Characterized by its picturesque countryside, charming towns and cities and close proximity to London, Hertfordshire has long been an extremely desirable place to live, work and visit. As a ‘Green County’ with about seventy percent of the land identified as Green Belt, the region is known for its various landscapes – from farmlands, forests and valleys to the historic market towns of Hitchin and Hertford and the garden cities of Welwyn and Letchworth. Today the region is famed for its quality of life, and accordingly has been subject to continuous population growth and housing development.
The East of England Plan, published in May 2008 by the Secretary of State for Communities and Local Government, puts forth Regional Spatial Strategies (RSS) for five counties, which include Hertfordshire. The RSS covers a interrelated issues and disciplines, but the key element is the provision of housing, of which there is a current deficiency in the East of England region of 508,000 dwellings.
For the planning period 2001-2021, Hertfordshire is mandated to accommodate 83,200 of these dwellings. Some of these dwellings have already been built since 2001, while others are in the planning process; the remainder must be allocated by the local councils and planning departments. The process of allocation within the County promises to be highly controversial as the area is already strained by traffic congestion and overburdened transit.
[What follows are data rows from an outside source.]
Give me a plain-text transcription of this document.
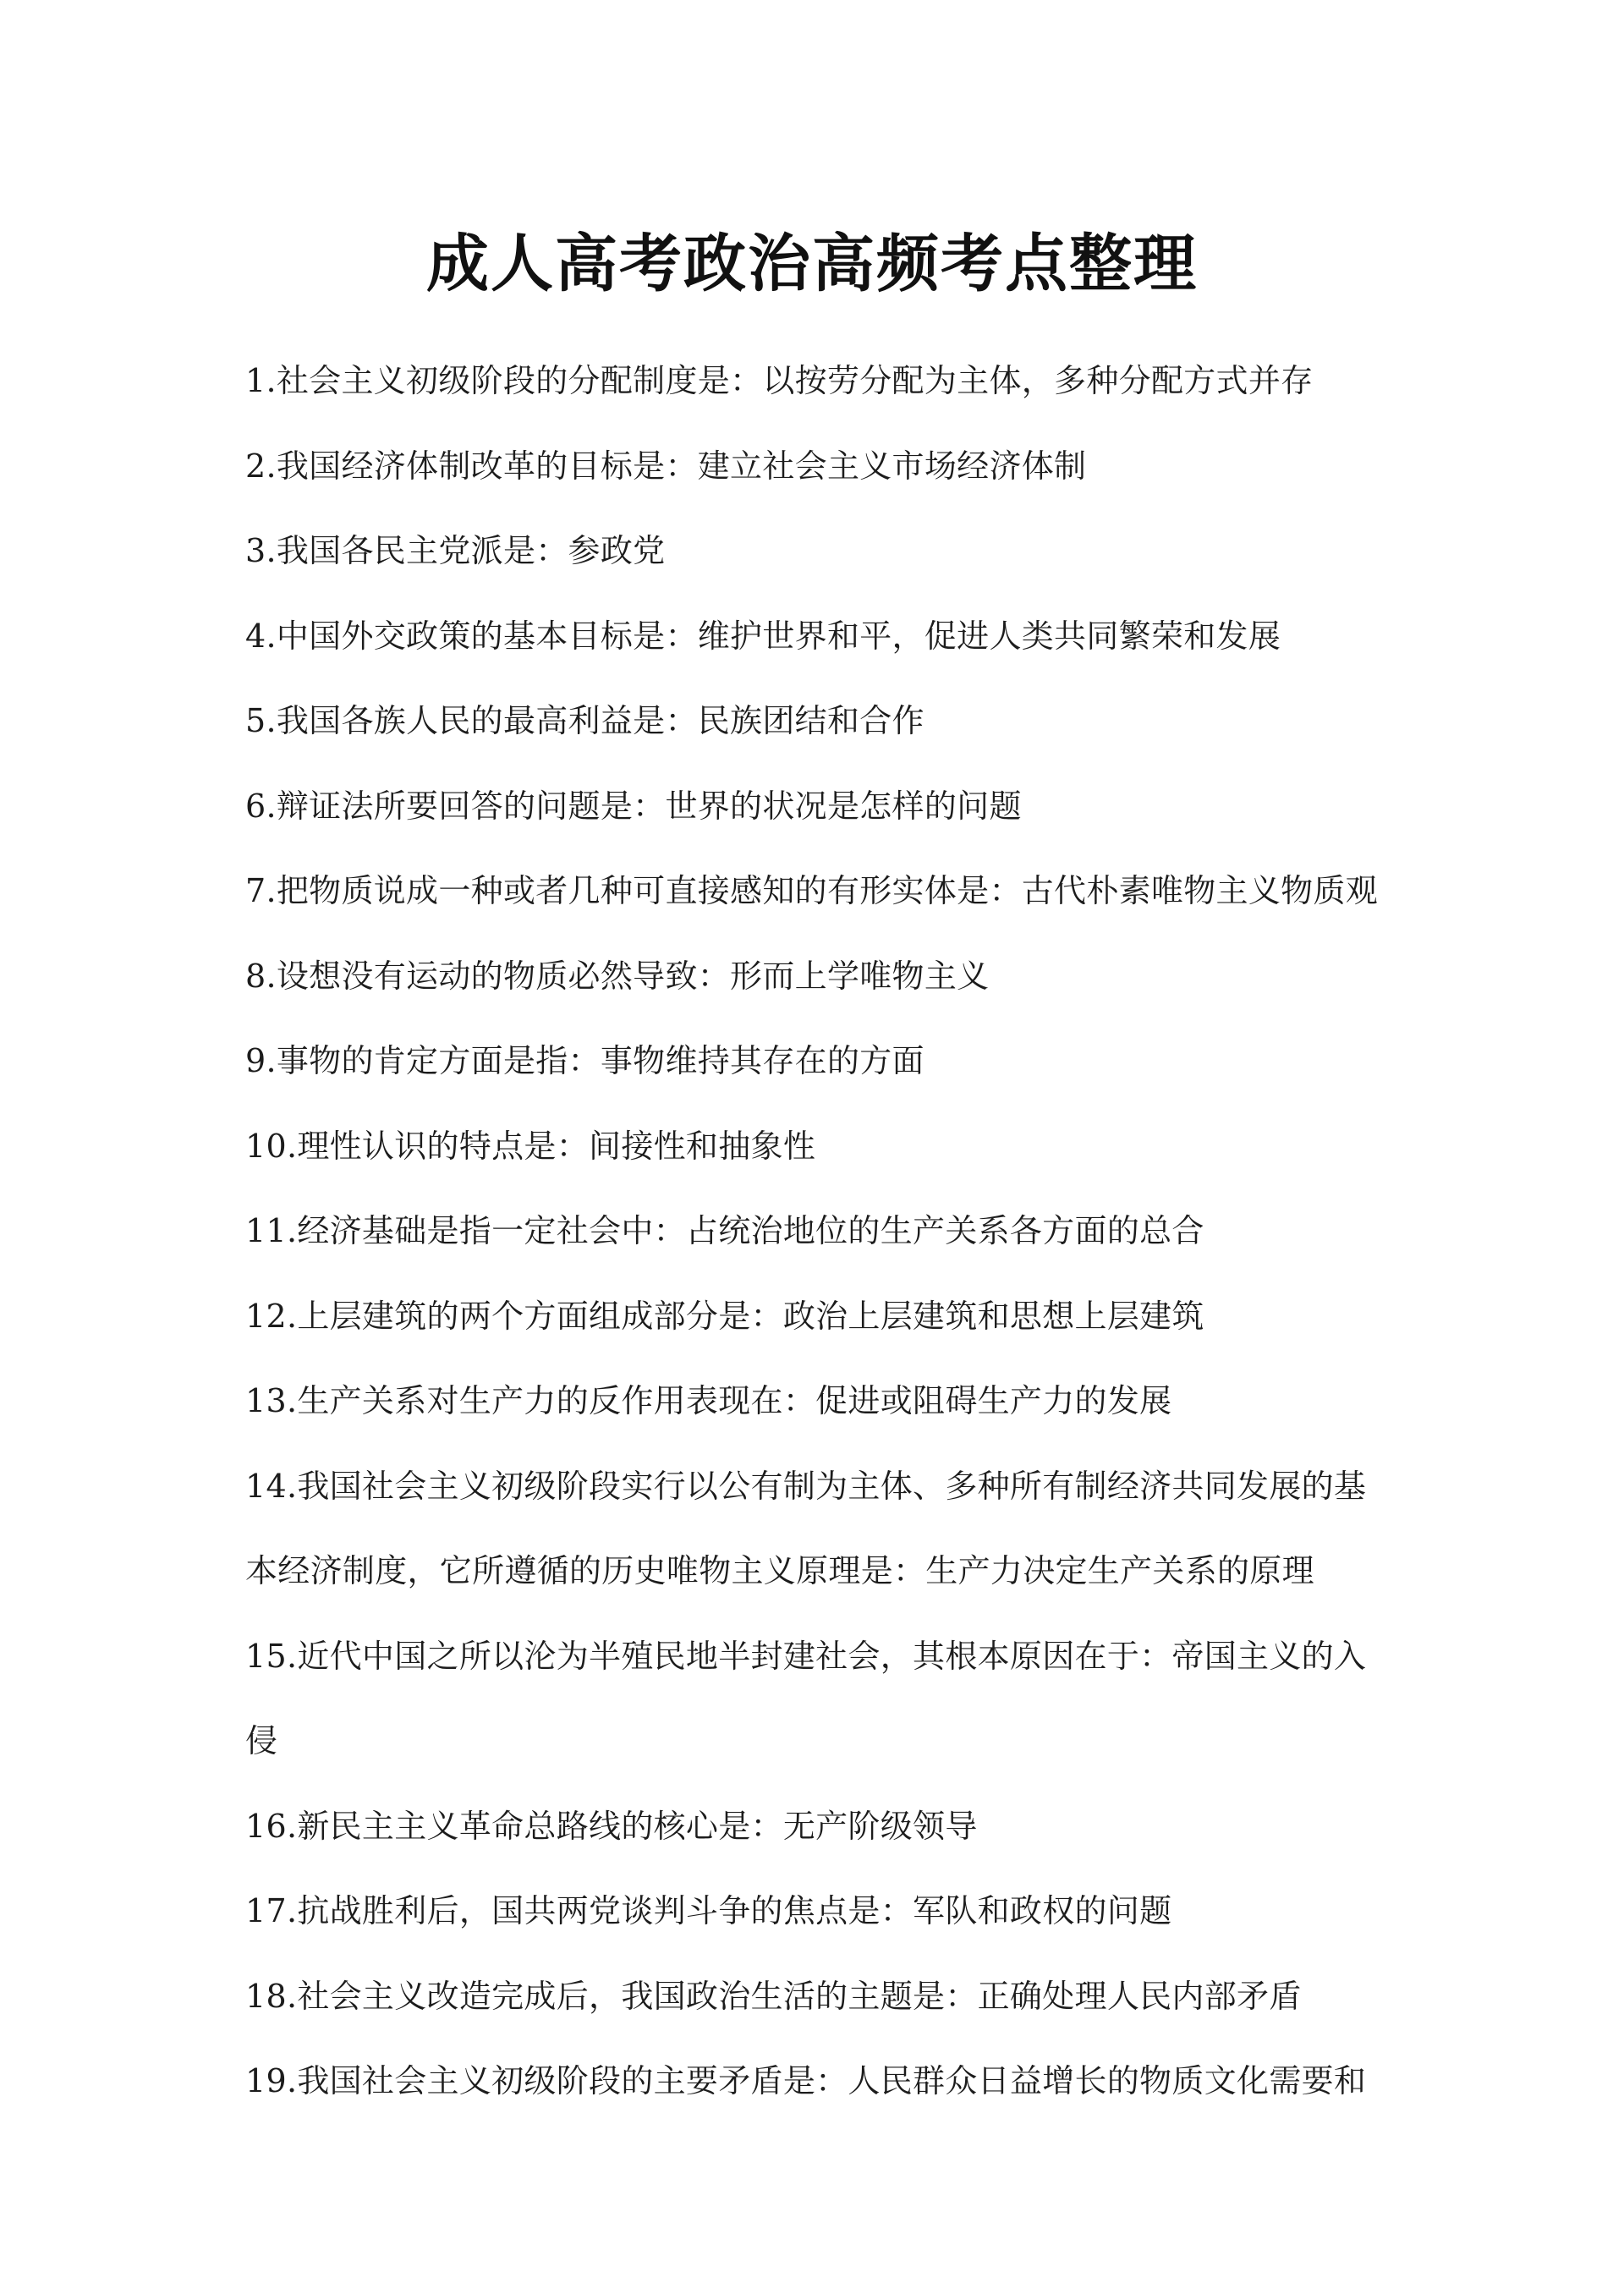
成人高考政治高频考点整理
1.社会主义初级阶段的分配制度是：以按劳分配为主体，多种分配方式并存
2.我国经济体制改革的目标是：建立社会主义市场经济体制
3.我国各民主党派是：参政党
4.中国外交政策的基本目标是：维护世界和平，促进人类共同繁荣和发展
5.我国各族人民的最高利益是：民族团结和合作
6.辩证法所要回答的问题是：世界的状况是怎样的问题
7.把物质说成一种或者几种可直接感知的有形实体是：古代朴素唯物主义物质观
8.设想没有运动的物质必然导致：形而上学唯物主义
9.事物的肯定方面是指：事物维持其存在的方面
10.理性认识的特点是：间接性和抽象性
11.经济基础是指一定社会中：占统治地位的生产关系各方面的总合
12.上层建筑的两个方面组成部分是：政治上层建筑和思想上层建筑
13.生产关系对生产力的反作用表现在：促进或阻碍生产力的发展
14.我国社会主义初级阶段实行以公有制为主体、多种所有制经济共同发展的基
本经济制度，它所遵循的历史唯物主义原理是：生产力决定生产关系的原理
15.近代中国之所以沦为半殖民地半封建社会，其根本原因在于：帝国主义的入
侵
16.新民主主义革命总路线的核心是：无产阶级领导
17.抗战胜利后，国共两党谈判斗争的焦点是：军队和政权的问题
18.社会主义改造完成后，我国政治生活的主题是：正确处理人民内部矛盾
19.我国社会主义初级阶段的主要矛盾是：人民群众日益增长的物质文化需要和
In addition, some of these dwellings will inevitably be located on land that is currently in the greenbelt.
In hopes of generating environmentally-sound and economically responsive development, Duany Plater-Zyberk and Company was commissioned to generate possible development strategies for the County and engage in discussion regarding international best practice. Specifically, the DPZ proposals promotes sustainable planning principles, including the development of lively, pedestrian-friendly neighborhoods with compact developmental footprints, the design of which will be tailored to the specific landscape of the County and its legacy of villages, market towns, Garden Cities and New Towns. These design proposals -– intended to encourage mixed-use, sustainable development -– will offer an alternative to the single-use suburban-sprawl style building which has become more and more commonplace in the UK, and which has little relevance to Hertfordshire’s history or urban landscape. The six growth scenarios are also to be used to inform subsequent public discussions at council levels.